Abbas al-Sadek, dosen di Universitas El-Fasher, termasuk di antara warga yang sempat ditahan RSF. Salah satu kerabatnya mengatakan bahwa sebelum menghilang, Abbas mengirim video singkat meminta koleganya mentransfer uang sebesar 900 dollar AS ke sebuah rekening.

"Uang ini menyelamatkan nyawaku. Mereka memberi waktu hanya 10 menit," ujar Abbas dalam video tersebut.

Menurut keluarganya, uang itu diyakini sebagai tebusan. Abbas kemudian dibebaskan dan kini menuju Tawila.

RSF yang telah berperang dengan Tentara Nasional Sudan atau Sudanese Armed Forces (SAF) sejak April 2023 berhasil merebut kota strategis El-Fasher satu pekan lalu.

Hal itu menandai berakhirnya pengepungan selama 18 bulan yang disertai kelaparan dan pengeboman terhadap warga sipil.

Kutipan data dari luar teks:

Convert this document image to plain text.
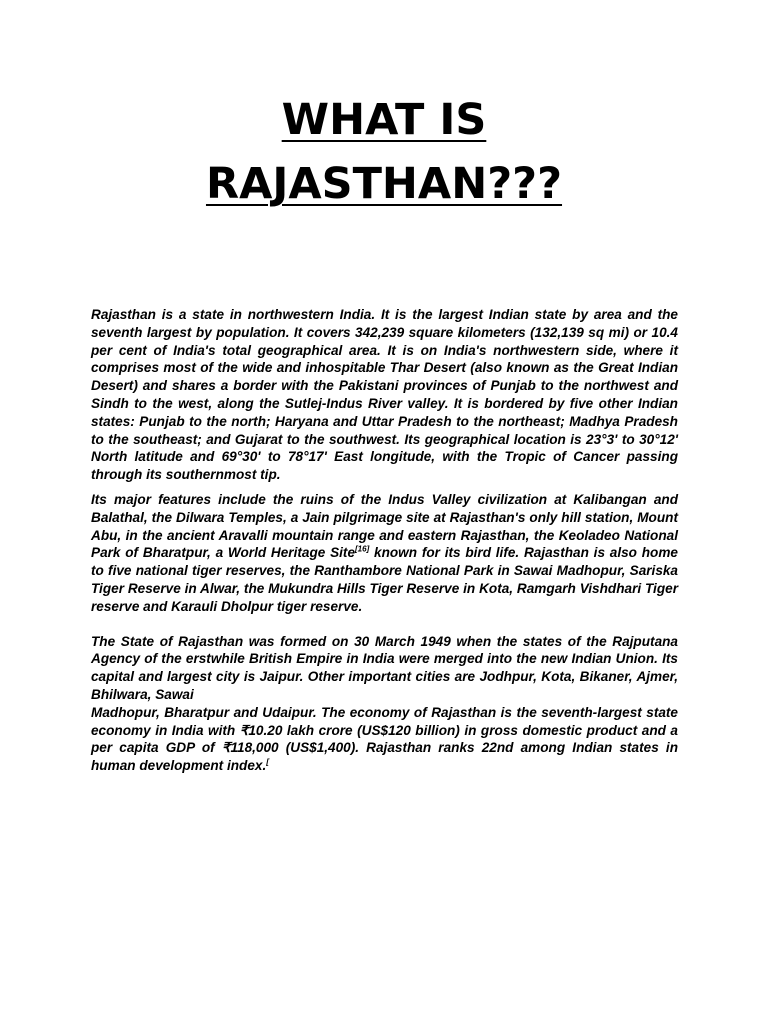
WHAT IS
RAJASTHAN???

Rajasthan is a state in northwestern India. It is the largest Indian state by area and the seventh largest by population. It covers 342,239 square kilometers (132,139 sq mi) or 10.4 per cent of India's total geographical area. It is on India's northwestern side, where it comprises most of the wide and inhospitable Thar Desert (also known as the Great Indian Desert) and shares a border with the Pakistani provinces of Punjab to the northwest and Sindh to the west, along the Sutlej-Indus River valley. It is bordered by five other Indian states: Punjab to the north; Haryana and Uttar Pradesh to the northeast; Madhya Pradesh to the southeast; and Gujarat to the southwest. Its geographical location is 23°3' to 30°12' North latitude and 69°30' to 78°17' East longitude, with the Tropic of Cancer passing through its southernmost tip.

Its major features include the ruins of the Indus Valley civilization at Kalibangan and Balathal, the Dilwara Temples, a Jain pilgrimage site at Rajasthan's only hill station, Mount Abu, in the ancient Aravalli mountain range and eastern Rajasthan, the Keoladeo National Park of Bharatpur, a World Heritage Site[16] known for its bird life. Rajasthan is also home to five national tiger reserves, the Ranthambore National Park in Sawai Madhopur, Sariska Tiger Reserve in Alwar, the Mukundra Hills Tiger Reserve in Kota, Ramgarh Vishdhari Tiger reserve and Karauli Dholpur tiger reserve.

The State of Rajasthan was formed on 30 March 1949 when the states of the Rajputana Agency of the erstwhile British Empire in India were merged into the new Indian Union. Its capital and largest city is Jaipur. Other important cities are Jodhpur, Kota, Bikaner, Ajmer, Bhilwara, Sawai
Madhopur, Bharatpur and Udaipur. The economy of Rajasthan is the seventh-largest state economy in India with ₹10.20 lakh crore (US$120 billion) in gross domestic product and a per capita GDP of ₹118,000 (US$1,400). Rajasthan ranks 22nd among Indian states in human development index.[
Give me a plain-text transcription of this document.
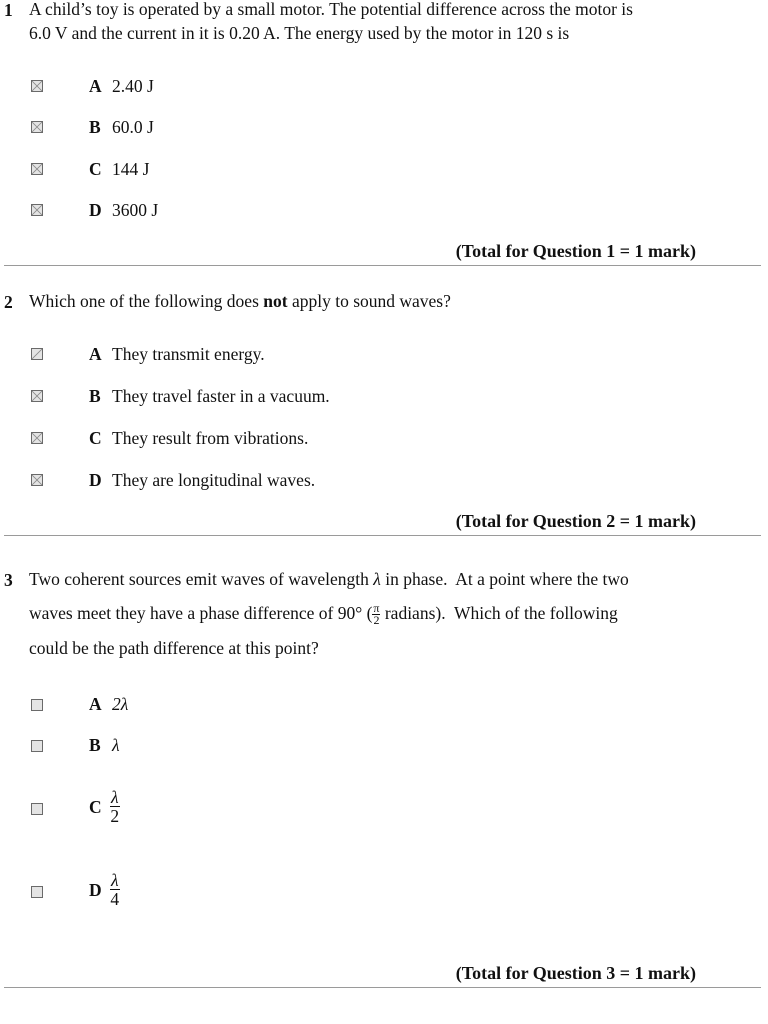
1 A child’s toy is operated by a small motor. The potential difference across the motor is
6.0 V and the current in it is 0.20 A. The energy used by the motor in 120 s is
A 2.40 J
B 60.0 J
C 144 J
D 3600 J
(Total for Question 1 = 1 mark)
2 Which one of the following does not apply to sound waves?
A They transmit energy.
B They travel faster in a vacuum.
C They result from vibrations.
D They are longitudinal waves.
(Total for Question 2 = 1 mark)
3 Two coherent sources emit waves of wavelength λ in phase.  At a point where the two
waves meet they have a phase difference of 90° ( $\frac{\pi}{2}$ radians).  Which of the following
could be the path difference at this point?
A 2λ
B λ
C $\frac{\lambda}{2}$
D $\frac{\lambda}{4}$
(Total for Question 3 = 1 mark)
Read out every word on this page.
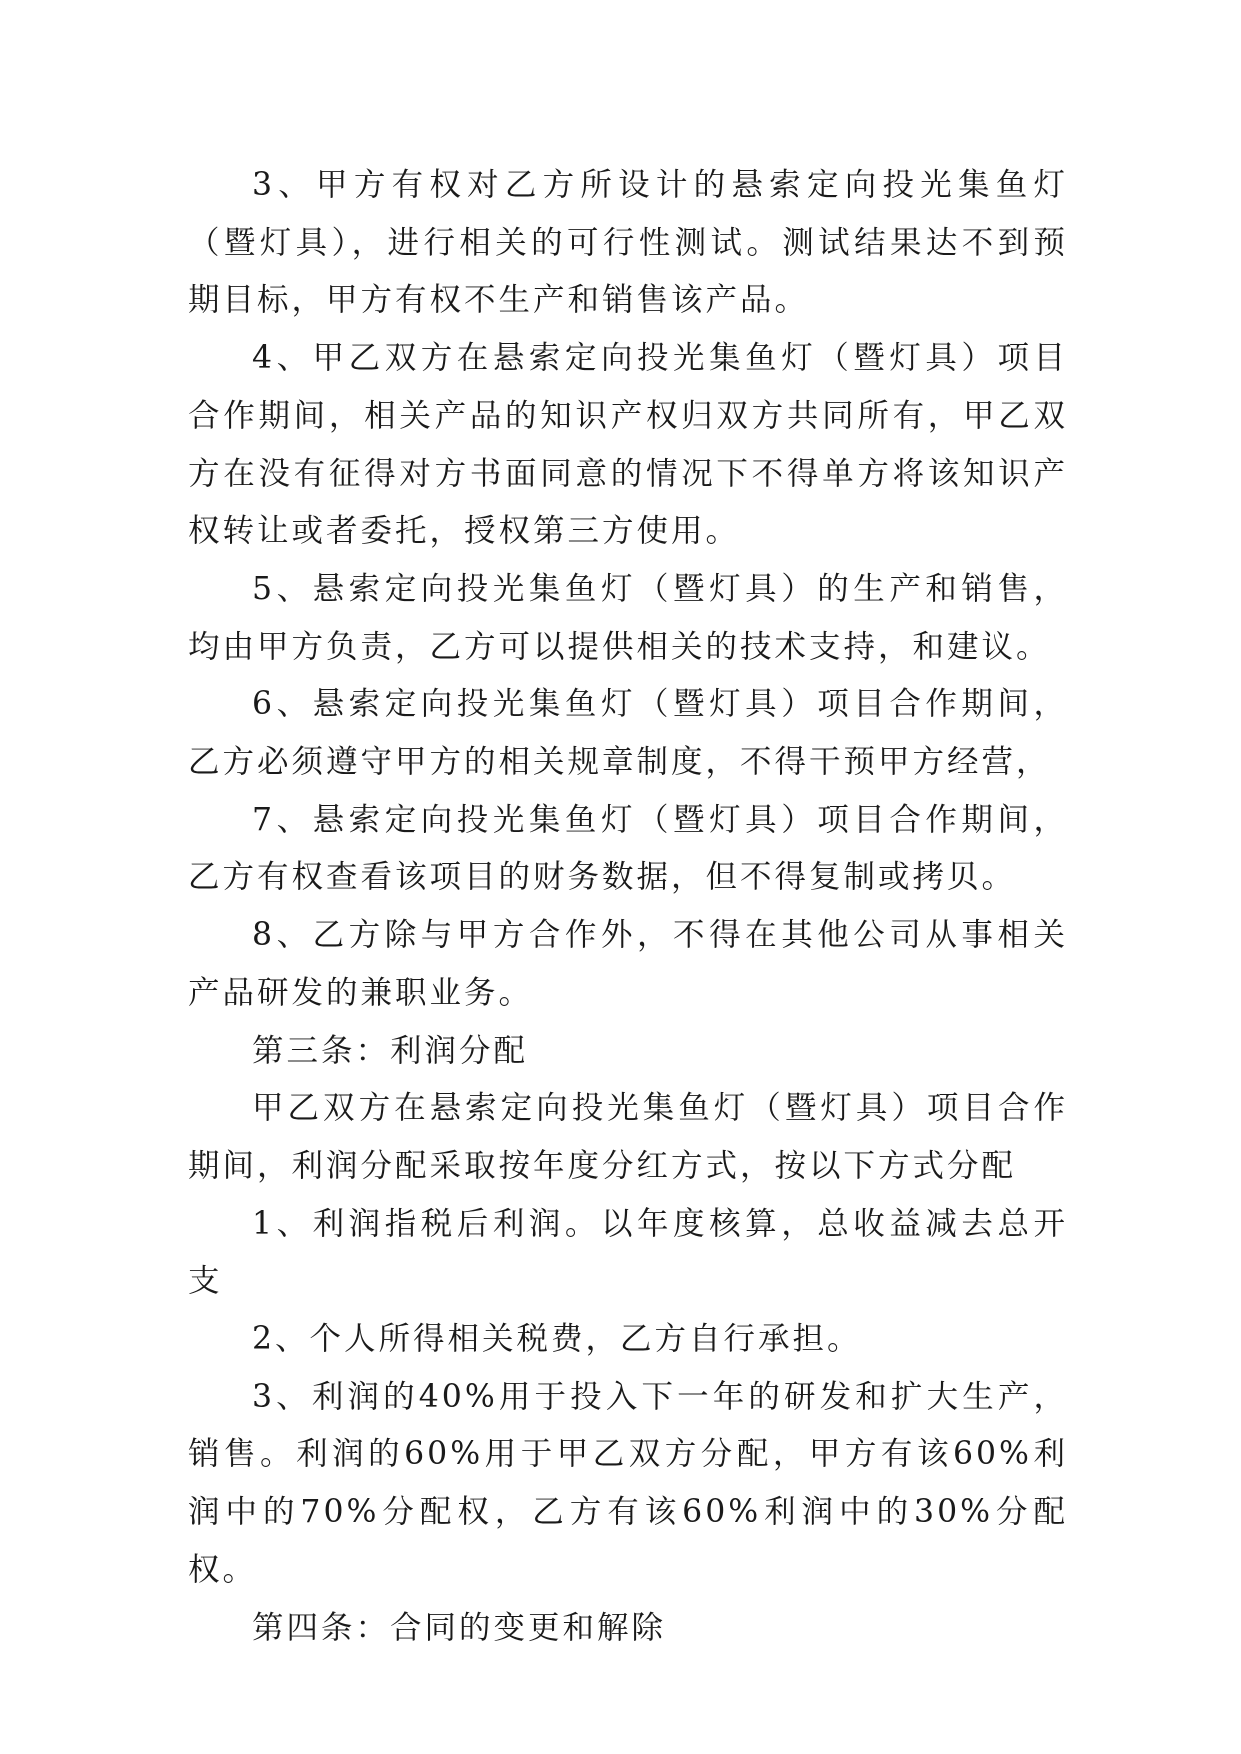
3、甲方有权对乙方所设计的悬索定向投光集鱼灯（暨灯具），进行相关的可行性测试。测试结果达不到预期目标，甲方有权不生产和销售该产品。

4、甲乙双方在悬索定向投光集鱼灯（暨灯具）项目合作期间，相关产品的知识产权归双方共同所有，甲乙双方在没有征得对方书面同意的情况下不得单方将该知识产权转让或者委托，授权第三方使用。

5、悬索定向投光集鱼灯（暨灯具）的生产和销售，均由甲方负责，乙方可以提供相关的技术支持，和建议。

6、悬索定向投光集鱼灯（暨灯具）项目合作期间，乙方必须遵守甲方的相关规章制度，不得干预甲方经营，

7、悬索定向投光集鱼灯（暨灯具）项目合作期间，乙方有权查看该项目的财务数据，但不得复制或拷贝。

8、乙方除与甲方合作外，不得在其他公司从事相关产品研发的兼职业务。

第三条：利润分配

甲乙双方在悬索定向投光集鱼灯（暨灯具）项目合作期间，利润分配采取按年度分红方式，按以下方式分配

1、利润指税后利润。以年度核算，总收益减去总开支

2、个人所得相关税费，乙方自行承担。

3、利润的40%用于投入下一年的研发和扩大生产，销售。利润的60%用于甲乙双方分配，甲方有该60%利润中的70%分配权，乙方有该60%利润中的30%分配权。

第四条：合同的变更和解除
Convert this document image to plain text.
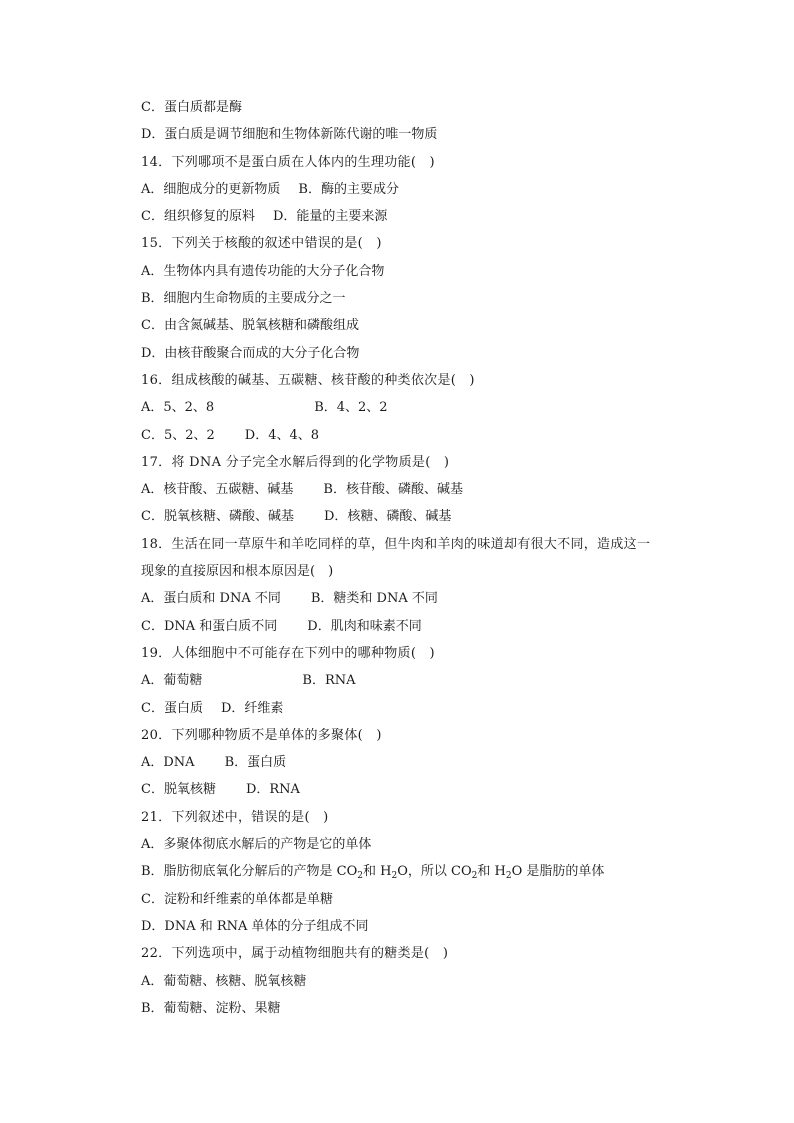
C．蛋白质都是酶
D．蛋白质是调节细胞和生物体新陈代谢的唯一物质
14．下列哪项不是蛋白质在人体内的生理功能(　)
A．细胞成分的更新物质 B．酶的主要成分
C．组织修复的原料 D．能量的主要来源
15．下列关于核酸的叙述中错误的是(　)
A．生物体内具有遗传功能的大分子化合物
B．细胞内生命物质的主要成分之一
C．由含氮碱基、脱氧核糖和磷酸组成
D．由核苷酸聚合而成的大分子化合物
16．组成核酸的碱基、五碳糖、核苷酸的种类依次是(　)
A．5、2、8	B．4、2、2
C．5、2、2 D．4、4、8
17．将 DNA 分子完全水解后得到的化学物质是(　)
A．核苷酸、五碳糖、碱基 B．核苷酸、磷酸、碱基
C．脱氧核糖、磷酸、碱基 D．核糖、磷酸、碱基
18．生活在同一草原牛和羊吃同样的草，但牛肉和羊肉的味道却有很大不同，造成这一
现象的直接原因和根本原因是(　)
A．蛋白质和 DNA 不同 B．糖类和 DNA 不同
C．DNA 和蛋白质不同 D．肌肉和味素不同
19．人体细胞中不可能存在下列中的哪种物质(　)
A．葡萄糖	B．RNA
C．蛋白质 D．纤维素
20．下列哪种物质不是单体的多聚体(　)
A．DNA B．蛋白质
C．脱氧核糖 D．RNA
21．下列叙述中，错误的是(　)
A．多聚体彻底水解后的产物是它的单体
B．脂肪彻底氧化分解后的产物是 $CO_2$和 $H_2O$，所以 $CO_2$和 $H_2O$ 是脂肪的单体
C．淀粉和纤维素的单体都是单糖
D．DNA 和 RNA 单体的分子组成不同
22．下列选项中，属于动植物细胞共有的糖类是(　)
A．葡萄糖、核糖、脱氧核糖
B．葡萄糖、淀粉、果糖
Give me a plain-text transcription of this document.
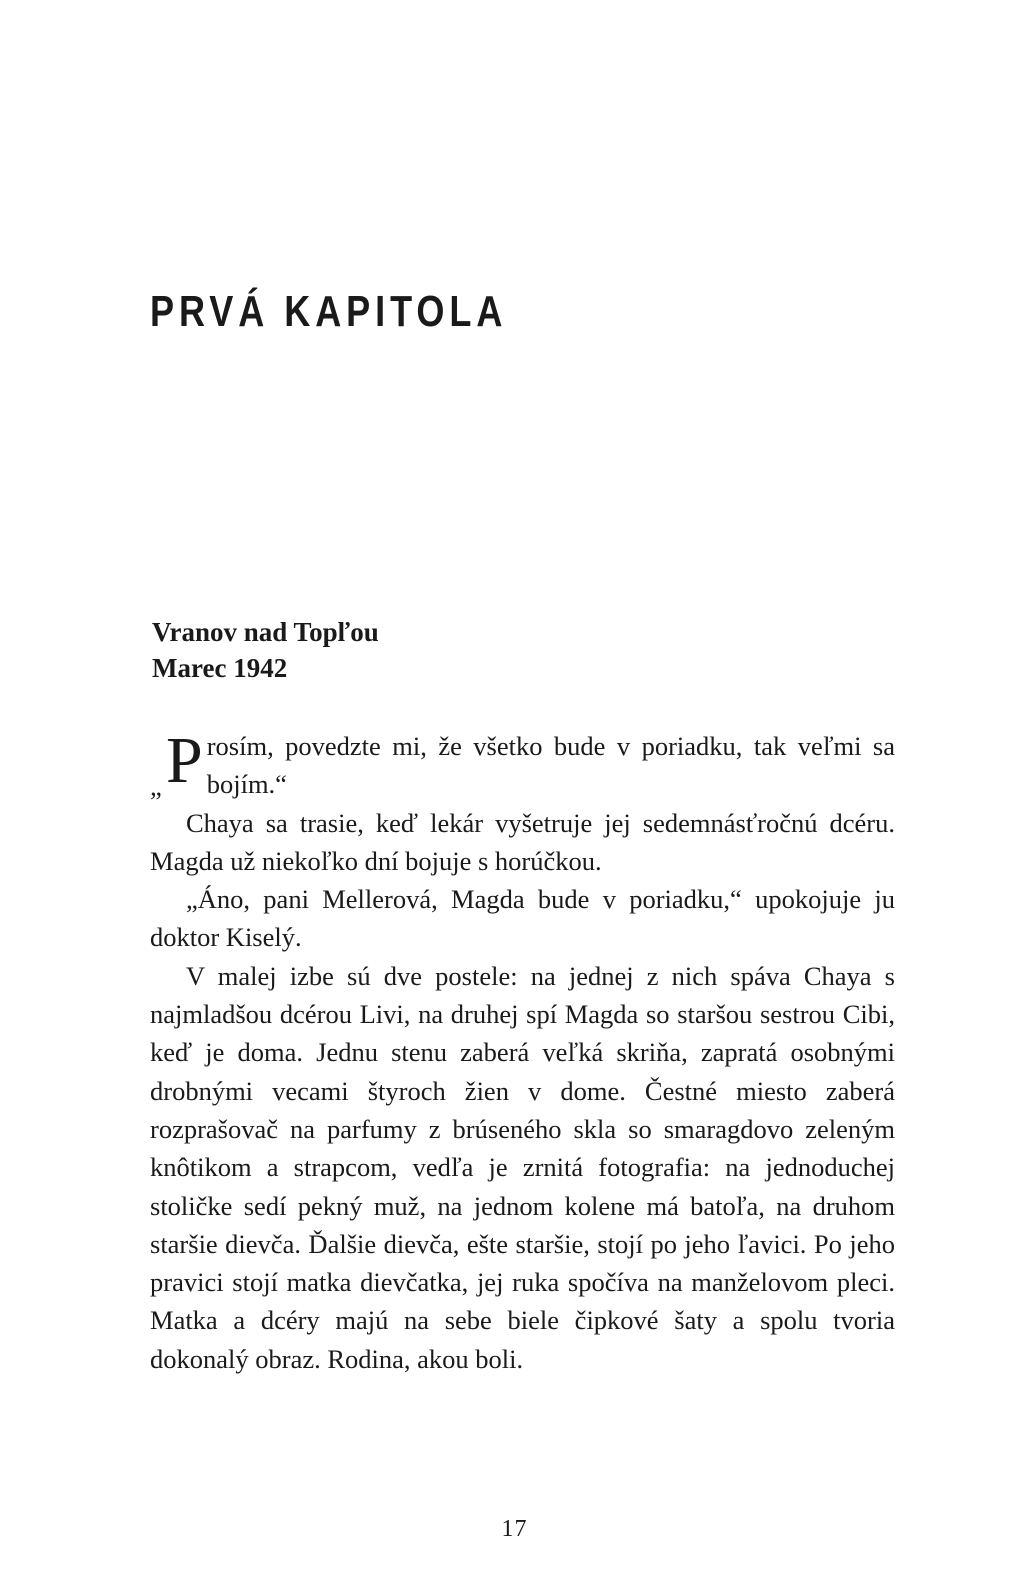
PRVÁ KAPITOLA
Vranov nad Topľou
Marec 1942

„ P rosím, povedzte mi, že všetko bude v poriadku, tak veľmi sa bojím.“

Chaya sa trasie, keď lekár vyšetruje jej sedemnásťročnú dcéru. Magda už niekoľko dní bojuje s horúčkou.

„Áno, pani Mellerová, Magda bude v poriadku,“ upokojuje ju doktor Kiselý.

V malej izbe sú dve postele: na jednej z nich spáva Chaya s najmladšou dcérou Livi, na druhej spí Magda so staršou sestrou Cibi, keď je doma. Jednu stenu zaberá veľká skriňa, zapratá osobnými drobnými vecami štyroch žien v dome. Čestné miesto zaberá rozprašovač na parfumy z brúseného skla so smaragdovo zeleným knôtikom a strapcom, vedľa je zrnitá fotografia: na jednoduchej stoličke sedí pekný muž, na jednom kolene má batoľa, na druhom staršie dievča. Ďalšie dievča, ešte staršie, stojí po jeho ľavici. Po jeho pravici stojí matka dievčatka, jej ruka spočíva na manželovom pleci. Matka a dcéry majú na sebe biele čipkové šaty a spolu tvoria dokonalý obraz. Rodina, akou boli.

17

Sejak pengambilalihan El-Fasher, muncul laporan tentang eksekusi, kekerasan seksual, penjarahan, serangan terhadap pekerja kemanusiaan, dan penculikan.

Komunikasi di wilayah tersebut kini sebagian besar terputus, membuat informasi sulit diverifikasi.

Dengan jatuhnya El-Fasher, kekuasaan RSF kini meluas di wilayah Darfur dan sebagian selatan Sudan.

Sementara itu, SAF masih menguasai ibu kota Khartoum serta sebagian besar wilayah utara dan tengah negara tersebut.

Kamp pengungsian penuh

Organisasi Internasional untuk Migrasi (IOM) melaporkan, lebih dari 36.000 orang telah mengungsi sejak Sabtu (1/11).

Sebagian besar dari mereka berjalan kaki menuju Tawila, kota di sebelah barat El-Fasher yang kini menampung lebih dari 652.000 orang terlantar.

Situasi tersebut menjadikan Sudan sebagai salah satu krisis kemanusiaan dan pengungsian terbesar di dunia, dengan 14 juta orang dari total 51 juta penduduk kini hidup terlantar.

Kelaparan meluas, sementara wabah kolera dan penyakit mematikan lain meningkat tajam.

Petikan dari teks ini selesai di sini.